La semaine de sa mort, Osmar, qui était initialement engagé comme plafonneur, doit déplacer des très lourds blocs de béton, sans aucune protection, ni gants ni chaussures renforcées, et en collaboration avec d’autres ouvriers dont il ne connaît pas la langue. Face à ces conditions, Osmar proteste un peu auprès d’un de ses collègues, le patron étant à l’étranger. Il est alors envoyé seul dans une autre aile du chantier.
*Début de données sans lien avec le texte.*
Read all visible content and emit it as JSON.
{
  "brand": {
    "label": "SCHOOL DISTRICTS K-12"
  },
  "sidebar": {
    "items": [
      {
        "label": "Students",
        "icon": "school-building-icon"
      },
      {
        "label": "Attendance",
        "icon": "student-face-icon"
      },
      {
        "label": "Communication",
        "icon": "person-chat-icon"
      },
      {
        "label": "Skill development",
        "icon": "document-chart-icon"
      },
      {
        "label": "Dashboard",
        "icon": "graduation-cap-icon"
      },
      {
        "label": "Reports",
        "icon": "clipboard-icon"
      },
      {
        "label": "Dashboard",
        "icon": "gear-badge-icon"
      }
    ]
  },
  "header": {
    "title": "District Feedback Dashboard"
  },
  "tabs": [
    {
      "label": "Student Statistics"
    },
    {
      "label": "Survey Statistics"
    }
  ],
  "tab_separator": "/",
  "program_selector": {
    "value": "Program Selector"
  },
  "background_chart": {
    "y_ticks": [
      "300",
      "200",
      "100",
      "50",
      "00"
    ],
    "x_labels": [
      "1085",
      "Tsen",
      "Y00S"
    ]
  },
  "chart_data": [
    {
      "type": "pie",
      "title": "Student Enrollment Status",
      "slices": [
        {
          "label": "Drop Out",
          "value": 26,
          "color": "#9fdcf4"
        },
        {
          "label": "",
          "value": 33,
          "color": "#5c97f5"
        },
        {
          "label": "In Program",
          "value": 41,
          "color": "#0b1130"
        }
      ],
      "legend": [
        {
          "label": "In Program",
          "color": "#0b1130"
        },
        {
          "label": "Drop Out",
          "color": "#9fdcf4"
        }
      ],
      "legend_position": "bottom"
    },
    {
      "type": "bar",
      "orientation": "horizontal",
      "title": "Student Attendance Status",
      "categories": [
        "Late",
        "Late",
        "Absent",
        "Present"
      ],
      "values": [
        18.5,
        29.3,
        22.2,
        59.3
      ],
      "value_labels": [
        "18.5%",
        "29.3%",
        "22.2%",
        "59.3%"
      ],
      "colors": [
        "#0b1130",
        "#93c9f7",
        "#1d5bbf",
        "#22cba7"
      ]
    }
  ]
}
C’est là qu’il tombe dans une cage d’ascenseur non sécurisée et décède.
1 mort tous les 3 jours en Belgique
Le manque de protection, de sécurisation et la dangerosité des tâches deviennent la norme sur de nombreux chantiers. 168 462 accidents du travail ont été déclarés en Belgique en 2018, contre 164 786 en 2017. Une hausse par rapport à l’année précédente avait déjà été enregistrée en 2017. Le taux de fréquence, c’est-à-dire le nombre d’accidents par heure prestée met en avant la situation des métiers de la construction : le taux moyen, tout secteur confondu est en 2018 de 16 20% ; le taux pour le bâtiment s’élève à 36 89 % soit 20 fois celui du secteur financier qui est de 1,87 %. Le nombre de morts au travail s’élève en 2018 à 134, soit 1 mort tous les 3 jours. En Belgique, en 2020, le travail continue de tuer.
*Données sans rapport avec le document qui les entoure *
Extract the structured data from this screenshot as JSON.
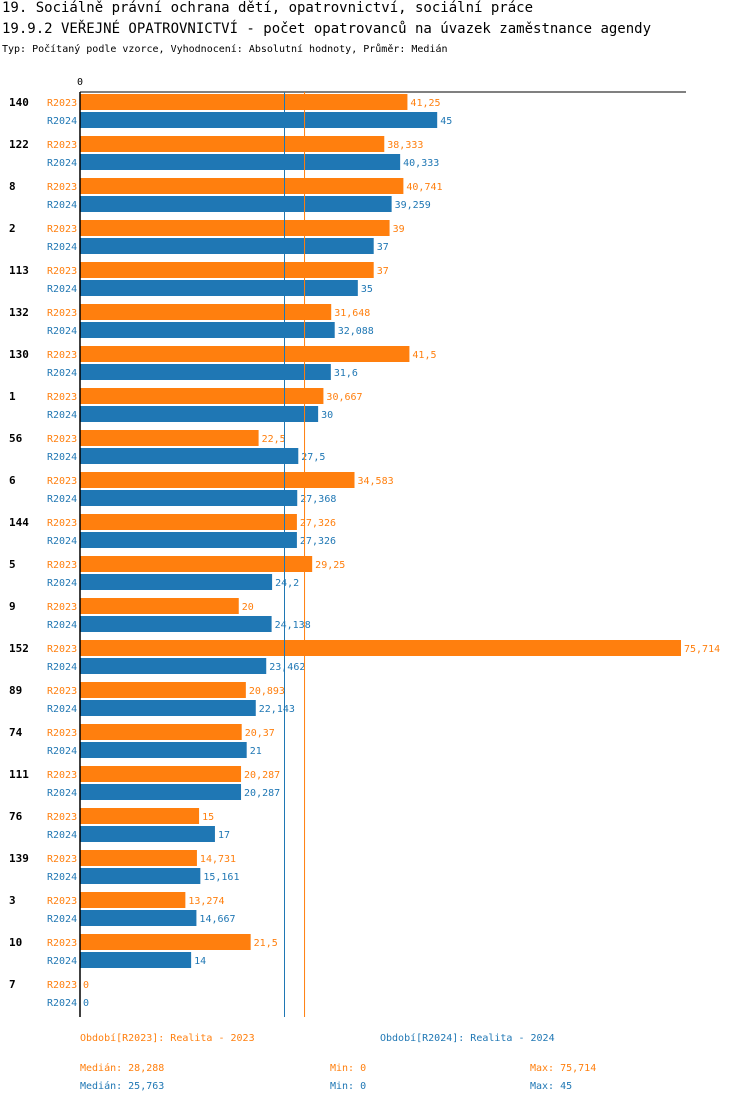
{
  "header": {
    "title_line1": "19. Sociálně právní ochrana dětí, opatrovnictví, sociální práce",
    "title_line2": "19.9.2 VEŘEJNÉ OPATROVNICTVÍ - počet opatrovanců na úvazek zaměstnance agendy",
    "subtitle": "Typ: Počítaný podle vzorce, Vyhodnocení: Absolutní hodnoty, Průměr: Medián"
  },
  "colors": {
    "r2023": "#ff7f0e",
    "r2024": "#1f77b4",
    "axis": "#000000"
  },
  "chart_data": {
    "type": "bar",
    "orientation": "horizontal",
    "title": "19.9.2 VEŘEJNÉ OPATROVNICTVÍ - počet opatrovanců na úvazek zaměstnance agendy",
    "axis_origin_label": "0",
    "xlim": [
      0,
      75.714
    ],
    "categories": [
      "140",
      "122",
      "8",
      "2",
      "113",
      "132",
      "130",
      "1",
      "56",
      "6",
      "144",
      "5",
      "9",
      "152",
      "89",
      "74",
      "111",
      "76",
      "139",
      "3",
      "10",
      "7"
    ],
    "series": [
      {
        "name": "R2023",
        "values": [
          41.25,
          38.333,
          40.741,
          39,
          37,
          31.648,
          41.5,
          30.667,
          22.5,
          34.583,
          27.326,
          29.25,
          20,
          75.714,
          20.893,
          20.37,
          20.287,
          15,
          14.731,
          13.274,
          21.5,
          0
        ],
        "labels": [
          "41,25",
          "38,333",
          "40,741",
          "39",
          "37",
          "31,648",
          "41,5",
          "30,667",
          "22,5",
          "34,583",
          "27,326",
          "29,25",
          "20",
          "75,714",
          "20,893",
          "20,37",
          "20,287",
          "15",
          "14,731",
          "13,274",
          "21,5",
          "0"
        ]
      },
      {
        "name": "R2024",
        "values": [
          45,
          40.333,
          39.259,
          37,
          35,
          32.088,
          31.6,
          30,
          27.5,
          27.368,
          27.326,
          24.2,
          24.138,
          23.462,
          22.143,
          21,
          20.287,
          17,
          15.161,
          14.667,
          14,
          0
        ],
        "labels": [
          "45",
          "40,333",
          "39,259",
          "37",
          "35",
          "32,088",
          "31,6",
          "30",
          "27,5",
          "27,368",
          "27,326",
          "24,2",
          "24,138",
          "23,462",
          "22,143",
          "21",
          "20,287",
          "17",
          "15,161",
          "14,667",
          "14",
          "0"
        ]
      }
    ],
    "median_lines": [
      {
        "series": "R2023",
        "value": 28.288
      },
      {
        "series": "R2024",
        "value": 25.763
      }
    ]
  },
  "legend": {
    "r2023_label": "Období[R2023]: Realita - 2023",
    "r2024_label": "Období[R2024]: Realita - 2024",
    "r2023_median": "Medián: 28,288",
    "r2023_min": "Min: 0",
    "r2023_max": "Max: 75,714",
    "r2024_median": "Medián: 25,763",
    "r2024_min": "Min: 0",
    "r2024_max": "Max: 45"
  }
}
Osmar est mort ; le rêve d’une vie meilleure pour Caroline et Lorenzo repose maintenant exclusivement sur les épaules de Simone, leur maman. La tâche paraît insurmontable, malgré la force de ces survivants. Au chagrin, à l’obstacle de la langue, à l’angoisse face à l’avenir, vient s’ajouter l’absence d’aides publiques et les risques d’être criminalisés par l’Etat car sans-papiers. Le grand prometeur immobilier Durabrik, à l’origine du chantier, n’est pas inquiété. Le patron sous-traitant avait proposé de participer aux frais des funérailles à condition que Simone déclare que son mari n’avait effectivement travaillé qu’une seule journée. Elle a refusé et n’a donc rien eu. La famille n’a toujours reçu aucune indemnisation. Le CPAS d’Anderlecht refuse toute aide alimentaire. En attendant Caroline cuisine des tartes qu’elle vend.
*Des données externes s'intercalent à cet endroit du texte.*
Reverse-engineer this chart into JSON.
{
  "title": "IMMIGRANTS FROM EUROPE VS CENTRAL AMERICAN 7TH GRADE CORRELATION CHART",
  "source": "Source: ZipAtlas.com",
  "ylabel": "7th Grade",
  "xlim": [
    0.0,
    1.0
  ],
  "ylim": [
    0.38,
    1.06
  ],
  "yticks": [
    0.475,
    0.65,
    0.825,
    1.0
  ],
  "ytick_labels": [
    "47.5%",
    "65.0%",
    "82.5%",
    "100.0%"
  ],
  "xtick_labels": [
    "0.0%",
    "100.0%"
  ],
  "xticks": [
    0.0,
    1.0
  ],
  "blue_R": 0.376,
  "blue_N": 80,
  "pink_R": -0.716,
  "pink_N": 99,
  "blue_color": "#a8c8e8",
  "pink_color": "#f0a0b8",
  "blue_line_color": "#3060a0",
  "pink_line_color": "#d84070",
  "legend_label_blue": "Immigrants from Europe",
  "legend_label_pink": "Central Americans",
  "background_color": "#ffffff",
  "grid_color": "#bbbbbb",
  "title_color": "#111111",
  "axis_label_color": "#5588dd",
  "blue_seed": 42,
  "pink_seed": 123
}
Solidarité et mobilisation déterminantes
Sans aucune aide publique, sans aucune ressource, la famille a trouvé un peu d’assistance auprès de la communauté brésilienne de Bruxelles, auprès de collectifs de sans-papiers et de réseaux de citoyens solidaires comme Amitié Sans Frontières ou encore Red Fox, le mouvement de jeunes du PTB. Les soutiens de la famille Silva comptent aussi entamer une procédure en justice pour obtenir les dédommagements auxquels chaque décès dû au travail doit donner droit. La solidarité et la mobilisation restent déterminantes dans ces affaires où seul le peuple sauve le peuple.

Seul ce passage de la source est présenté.